01.12.2011, 04:55          +1
*# 2  zimtzicke ...die hat meine Oma früher immer gebacken, sie hat allerdings ganze Haselnüsse reingetan...das hat so schön "geknackt" :0))

01.12.2011, 07:37          +1
# 3  Eifelwicht Klingt lecker, auch wenn der Name gewöhnungsbedürftig ist! ;)

01.12.2011, 07:44          
*# 4  kreativesMaidle Ich htte bei den Totenbeinle immer die Vision von Hänsel und Gretel...
wo Hänsel ein Knöchle durch die Gitterstäbe seines Käfigs streckt um die Hexe glauben zu lassen dass er zu mager ist..

Oder war das etwa anders??

Auf alle Fälle schmeckten die Plätzchen wegen des makabren Namen den Kindern immer besonders gut...

Mit Haselnüssen kann ich mir das auch seeehr gut vorstellen...
Weiß jemand wo das Rezept herkommt??
Meines hab ich aus einem Südtirol-Urlaub mit gebracht.
Köönt auch aus der Schweiz kommen ?!?

01.12.2011, 08:06          +1
*# 5  Eifelgold Hört sich lustig und lecker an.

01.12.2011, 08:26          
*# 6  Icki Was für wunderschöne Wörter du in diesem Rezept verwendest (keine Ironie)...
mein Favorit ist
"im Gefrierfach erstarren lassen"
das klingt wunderbar:-)

01.12.2011, 09:31          +2
*# 7  Phelbs "Verkleppert" gefällt mir besonders, beschriebt das Geräusch von Gabel in Tasse ganz toll! Das Rezept wird sicher auch mal ausprobiert. Kenn das auch nur mit Nüssen.

01.12.2011, 10:10          
*# 8  Eifelgold 100 Totenbeinlis erschien mir etwas viel, also habe ich die Menge reduziert und es auf 46 Gebeine gebracht.
Ich muss sagen.

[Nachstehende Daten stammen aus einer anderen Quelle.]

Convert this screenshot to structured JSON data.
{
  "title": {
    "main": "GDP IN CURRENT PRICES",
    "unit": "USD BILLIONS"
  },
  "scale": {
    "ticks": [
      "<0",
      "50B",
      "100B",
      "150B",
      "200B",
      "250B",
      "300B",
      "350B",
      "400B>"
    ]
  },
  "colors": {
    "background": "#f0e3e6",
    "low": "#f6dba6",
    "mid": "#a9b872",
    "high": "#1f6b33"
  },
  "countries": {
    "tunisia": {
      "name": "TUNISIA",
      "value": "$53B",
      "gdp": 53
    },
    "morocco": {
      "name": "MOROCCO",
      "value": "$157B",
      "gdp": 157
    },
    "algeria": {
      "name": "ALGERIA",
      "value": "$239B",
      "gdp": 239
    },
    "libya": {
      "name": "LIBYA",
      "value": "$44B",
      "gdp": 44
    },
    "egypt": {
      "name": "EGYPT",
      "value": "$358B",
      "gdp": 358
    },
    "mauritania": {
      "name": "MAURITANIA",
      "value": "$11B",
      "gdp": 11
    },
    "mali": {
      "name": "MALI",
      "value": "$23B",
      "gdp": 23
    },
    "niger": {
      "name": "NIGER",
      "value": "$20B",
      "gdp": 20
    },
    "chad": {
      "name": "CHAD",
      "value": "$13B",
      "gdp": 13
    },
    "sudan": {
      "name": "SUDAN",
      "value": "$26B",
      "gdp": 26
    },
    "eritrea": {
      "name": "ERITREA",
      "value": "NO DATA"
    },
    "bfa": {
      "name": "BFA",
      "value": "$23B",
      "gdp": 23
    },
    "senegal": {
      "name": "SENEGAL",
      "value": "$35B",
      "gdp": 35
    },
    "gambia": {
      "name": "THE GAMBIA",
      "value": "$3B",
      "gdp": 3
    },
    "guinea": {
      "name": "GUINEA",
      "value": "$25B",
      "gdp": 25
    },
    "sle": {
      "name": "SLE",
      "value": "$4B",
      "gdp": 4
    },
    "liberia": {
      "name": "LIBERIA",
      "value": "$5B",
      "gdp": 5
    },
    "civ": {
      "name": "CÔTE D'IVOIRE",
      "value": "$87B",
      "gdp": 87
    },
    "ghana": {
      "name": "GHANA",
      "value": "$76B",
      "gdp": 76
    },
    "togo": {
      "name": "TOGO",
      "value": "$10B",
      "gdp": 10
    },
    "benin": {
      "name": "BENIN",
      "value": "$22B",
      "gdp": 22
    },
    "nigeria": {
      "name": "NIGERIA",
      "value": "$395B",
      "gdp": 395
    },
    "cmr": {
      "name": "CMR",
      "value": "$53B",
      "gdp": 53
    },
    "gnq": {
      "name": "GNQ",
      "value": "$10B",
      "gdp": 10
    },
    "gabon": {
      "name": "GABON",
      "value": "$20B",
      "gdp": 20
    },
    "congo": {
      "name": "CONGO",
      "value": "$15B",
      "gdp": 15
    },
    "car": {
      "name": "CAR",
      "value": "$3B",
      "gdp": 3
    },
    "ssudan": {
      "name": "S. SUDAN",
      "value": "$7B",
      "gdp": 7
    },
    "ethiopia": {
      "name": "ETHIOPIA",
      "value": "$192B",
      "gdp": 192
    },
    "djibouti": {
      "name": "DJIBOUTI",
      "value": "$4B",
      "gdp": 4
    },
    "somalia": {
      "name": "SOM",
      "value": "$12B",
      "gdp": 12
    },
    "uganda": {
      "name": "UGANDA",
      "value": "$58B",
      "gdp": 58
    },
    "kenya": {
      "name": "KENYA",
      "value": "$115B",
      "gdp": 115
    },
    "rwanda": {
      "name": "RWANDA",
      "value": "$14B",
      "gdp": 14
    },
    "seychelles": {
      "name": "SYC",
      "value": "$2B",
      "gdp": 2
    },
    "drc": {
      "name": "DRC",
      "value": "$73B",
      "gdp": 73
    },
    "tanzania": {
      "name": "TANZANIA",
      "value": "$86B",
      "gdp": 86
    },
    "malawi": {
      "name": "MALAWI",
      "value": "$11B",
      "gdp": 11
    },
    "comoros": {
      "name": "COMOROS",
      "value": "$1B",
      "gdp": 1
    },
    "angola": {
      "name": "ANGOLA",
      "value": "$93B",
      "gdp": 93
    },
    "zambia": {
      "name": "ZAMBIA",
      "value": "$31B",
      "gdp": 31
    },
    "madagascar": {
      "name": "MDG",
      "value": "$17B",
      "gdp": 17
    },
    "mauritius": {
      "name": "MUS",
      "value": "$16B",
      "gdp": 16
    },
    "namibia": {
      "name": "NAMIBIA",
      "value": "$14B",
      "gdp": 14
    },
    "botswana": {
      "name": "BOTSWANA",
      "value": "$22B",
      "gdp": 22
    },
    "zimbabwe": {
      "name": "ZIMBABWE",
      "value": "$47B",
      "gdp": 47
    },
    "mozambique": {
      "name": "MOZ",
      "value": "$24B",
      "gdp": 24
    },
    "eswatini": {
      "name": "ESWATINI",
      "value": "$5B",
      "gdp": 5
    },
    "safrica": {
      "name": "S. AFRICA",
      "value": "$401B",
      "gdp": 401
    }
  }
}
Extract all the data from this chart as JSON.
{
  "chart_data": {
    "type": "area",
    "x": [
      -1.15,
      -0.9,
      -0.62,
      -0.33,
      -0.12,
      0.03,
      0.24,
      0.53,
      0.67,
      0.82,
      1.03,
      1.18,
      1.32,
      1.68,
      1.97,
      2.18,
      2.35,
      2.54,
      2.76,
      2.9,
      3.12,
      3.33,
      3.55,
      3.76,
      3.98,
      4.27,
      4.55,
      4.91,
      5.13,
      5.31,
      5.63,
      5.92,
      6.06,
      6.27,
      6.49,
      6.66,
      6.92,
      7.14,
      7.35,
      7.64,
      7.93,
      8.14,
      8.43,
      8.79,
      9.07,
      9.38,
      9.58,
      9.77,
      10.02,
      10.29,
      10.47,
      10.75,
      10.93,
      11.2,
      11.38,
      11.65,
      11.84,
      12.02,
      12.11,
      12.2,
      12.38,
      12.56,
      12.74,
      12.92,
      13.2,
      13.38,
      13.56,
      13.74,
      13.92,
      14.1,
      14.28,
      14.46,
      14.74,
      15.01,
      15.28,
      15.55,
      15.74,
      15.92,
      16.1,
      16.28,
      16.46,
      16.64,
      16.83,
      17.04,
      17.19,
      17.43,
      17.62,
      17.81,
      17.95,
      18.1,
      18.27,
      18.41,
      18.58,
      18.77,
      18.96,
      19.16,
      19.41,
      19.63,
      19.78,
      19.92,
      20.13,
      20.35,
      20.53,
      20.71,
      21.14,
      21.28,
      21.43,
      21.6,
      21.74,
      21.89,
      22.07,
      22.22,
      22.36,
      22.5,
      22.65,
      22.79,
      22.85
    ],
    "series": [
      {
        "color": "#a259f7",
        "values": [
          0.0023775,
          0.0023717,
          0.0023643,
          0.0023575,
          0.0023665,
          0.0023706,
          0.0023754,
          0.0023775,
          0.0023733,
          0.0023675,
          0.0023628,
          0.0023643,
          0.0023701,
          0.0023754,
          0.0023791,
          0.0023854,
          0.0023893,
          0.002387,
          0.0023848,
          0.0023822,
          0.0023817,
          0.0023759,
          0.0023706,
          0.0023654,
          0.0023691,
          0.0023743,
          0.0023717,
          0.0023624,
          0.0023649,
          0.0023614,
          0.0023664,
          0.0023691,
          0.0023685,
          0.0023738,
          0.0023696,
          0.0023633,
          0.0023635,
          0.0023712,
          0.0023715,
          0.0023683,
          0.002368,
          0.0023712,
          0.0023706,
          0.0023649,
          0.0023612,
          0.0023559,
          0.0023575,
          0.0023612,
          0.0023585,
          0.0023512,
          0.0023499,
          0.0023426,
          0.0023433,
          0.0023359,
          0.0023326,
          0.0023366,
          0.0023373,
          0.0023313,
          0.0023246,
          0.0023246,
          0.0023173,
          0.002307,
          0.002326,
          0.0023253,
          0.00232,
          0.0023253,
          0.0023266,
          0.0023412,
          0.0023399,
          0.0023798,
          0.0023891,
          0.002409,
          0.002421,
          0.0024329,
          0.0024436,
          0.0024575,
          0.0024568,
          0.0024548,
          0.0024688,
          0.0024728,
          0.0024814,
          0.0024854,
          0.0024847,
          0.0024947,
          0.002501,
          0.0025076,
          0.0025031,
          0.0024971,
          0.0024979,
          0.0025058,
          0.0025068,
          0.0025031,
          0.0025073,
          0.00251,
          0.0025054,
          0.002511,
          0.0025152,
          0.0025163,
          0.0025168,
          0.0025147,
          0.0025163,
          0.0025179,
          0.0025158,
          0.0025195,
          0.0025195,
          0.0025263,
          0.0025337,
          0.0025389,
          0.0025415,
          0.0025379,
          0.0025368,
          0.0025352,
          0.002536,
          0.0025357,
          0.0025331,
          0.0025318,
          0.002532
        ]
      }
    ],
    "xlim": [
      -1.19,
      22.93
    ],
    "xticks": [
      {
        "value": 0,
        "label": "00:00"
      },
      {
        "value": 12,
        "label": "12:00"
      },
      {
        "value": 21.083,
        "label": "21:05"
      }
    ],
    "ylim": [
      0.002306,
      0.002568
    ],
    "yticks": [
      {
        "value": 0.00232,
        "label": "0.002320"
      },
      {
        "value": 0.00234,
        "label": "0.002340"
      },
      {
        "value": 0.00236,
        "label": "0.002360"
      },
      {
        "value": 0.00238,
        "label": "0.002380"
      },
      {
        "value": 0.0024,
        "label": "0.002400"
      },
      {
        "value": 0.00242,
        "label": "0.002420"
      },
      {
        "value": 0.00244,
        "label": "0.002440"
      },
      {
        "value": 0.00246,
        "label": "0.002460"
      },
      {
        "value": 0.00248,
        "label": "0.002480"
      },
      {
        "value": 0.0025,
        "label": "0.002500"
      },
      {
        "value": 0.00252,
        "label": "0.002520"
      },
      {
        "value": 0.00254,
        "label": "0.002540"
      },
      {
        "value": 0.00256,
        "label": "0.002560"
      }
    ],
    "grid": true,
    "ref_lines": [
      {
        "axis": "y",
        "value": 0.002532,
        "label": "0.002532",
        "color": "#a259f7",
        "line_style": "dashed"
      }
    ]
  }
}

Lecker.

Dadurch, dass die "Totenstarre" des Teiges in einer Kunststofftüte geschah, habe ich auch keinen großen Dreck in der Küche.
Super Tipp, klasse Rezept.

01.12.2011, 10:50          
# 9  Fleur Die Gebeine werden gerne ausprobiert, danke fürs Rezept!

01.12.2011, 13:21          
*# 10  Murmeltier Nächste Woche will ich anfangen mit Plätzchen backen, da kommt das Rezept gerade richtig, zumal ich es noch nicht kannte. Da werde ich mich doch mit wissenschaftlich-pathologischem Eifer darüber hermachen und die Plätzchenauswahl um eine Neuerung erweitern.

01.12.2011, 13:46          +1
*# 11  Pippilotti "Totenbeinli" sind ein schweizerisches Gebäck. Sie wurden vor langer, langer Zeit oft an Abdankungen (Leichenmahl) serviert, daher der Name: "Totenbeinli"

Sehr beliebt sind die Totenbeinli im Kanton Graubündern. Ich weiss jetzt aber nicht genau, ob das Ur-Rezept aus Graubünden stammt. Könnte aber sein.

01.12.2011, 14:26          +1
# 12  BiTo73 Hab ich noch nie im Leben was von gehört.
Wenn man den Zimt weglässt, ergibt das einen völlig anderen (untypischen) Geschmack?
und
Warum einen Gefrierbeutel? Eine (natürlich saubere) Mülltüte geht doch auch oder?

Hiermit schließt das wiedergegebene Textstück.